Africa-Press – Congo Brazzaville. L’association « Bantou culture » en partenariat avec la Commission nationale des droits de l’homme (CNDH) a initiée le 25 février à Brazzaville, une rencontre juvénile dont l’objectif principal a été d’édifier les jeunes à la responsabilité citoyenne notamment au respect du droit de vote en marge de l’élection présidentielle prévu le 15 mars prochain.
En marge des échéances électorales, l’association « Bantou culture » en partenariat avec la Commission nationale des droits de l’homme, a sensibilisée un échantillon de 60 jeunes venus de différents quartiers de Brazzaville sur la responsabilité citoyenne et la sauvegarde des valeurs culturelles.

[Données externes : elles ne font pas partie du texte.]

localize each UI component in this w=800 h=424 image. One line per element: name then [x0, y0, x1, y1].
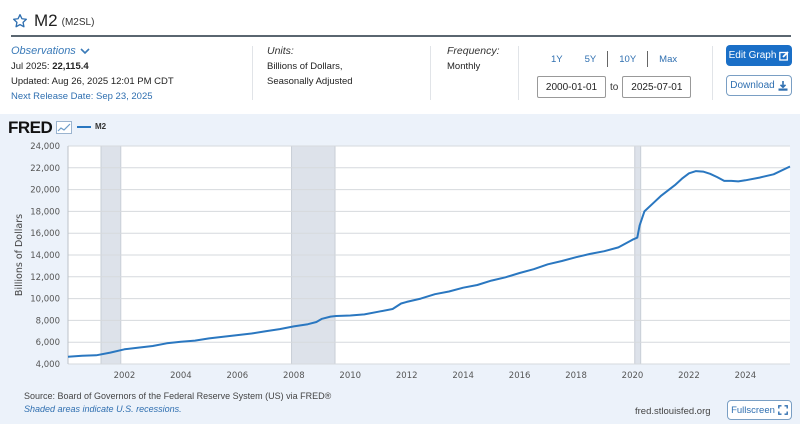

« Nous avons constaté qu’il y a un bon nombre de jeunes qui ne s’intéressent pas au vote. Et en marge des élections, on a bien voulu sensibiliser et édifier ces derniers pour que le jour J, nous puissions constater une participation massive des jeunes dans les bureaux de votes », a indiqué Cherel Otsamingui président de l’association « Bantou culture » lors de cette rencontre.
Dans la même perspective, le professeur Godefroy Moyen sollicité par la dite association pour le compte de la commission nationale des droits de l’homme a laissé entendre que l’objectif, c’est toujours de participer à cette pédagogie et faire en sorte que les populations congolaises, quelle que soit leur catégorie d’âge, comprennent la nécessité de voter. « Parce que voter est d’abord un droit, consigné en tant que tel dans les textes à la fois internationaux et nationaux », a-t-il dit.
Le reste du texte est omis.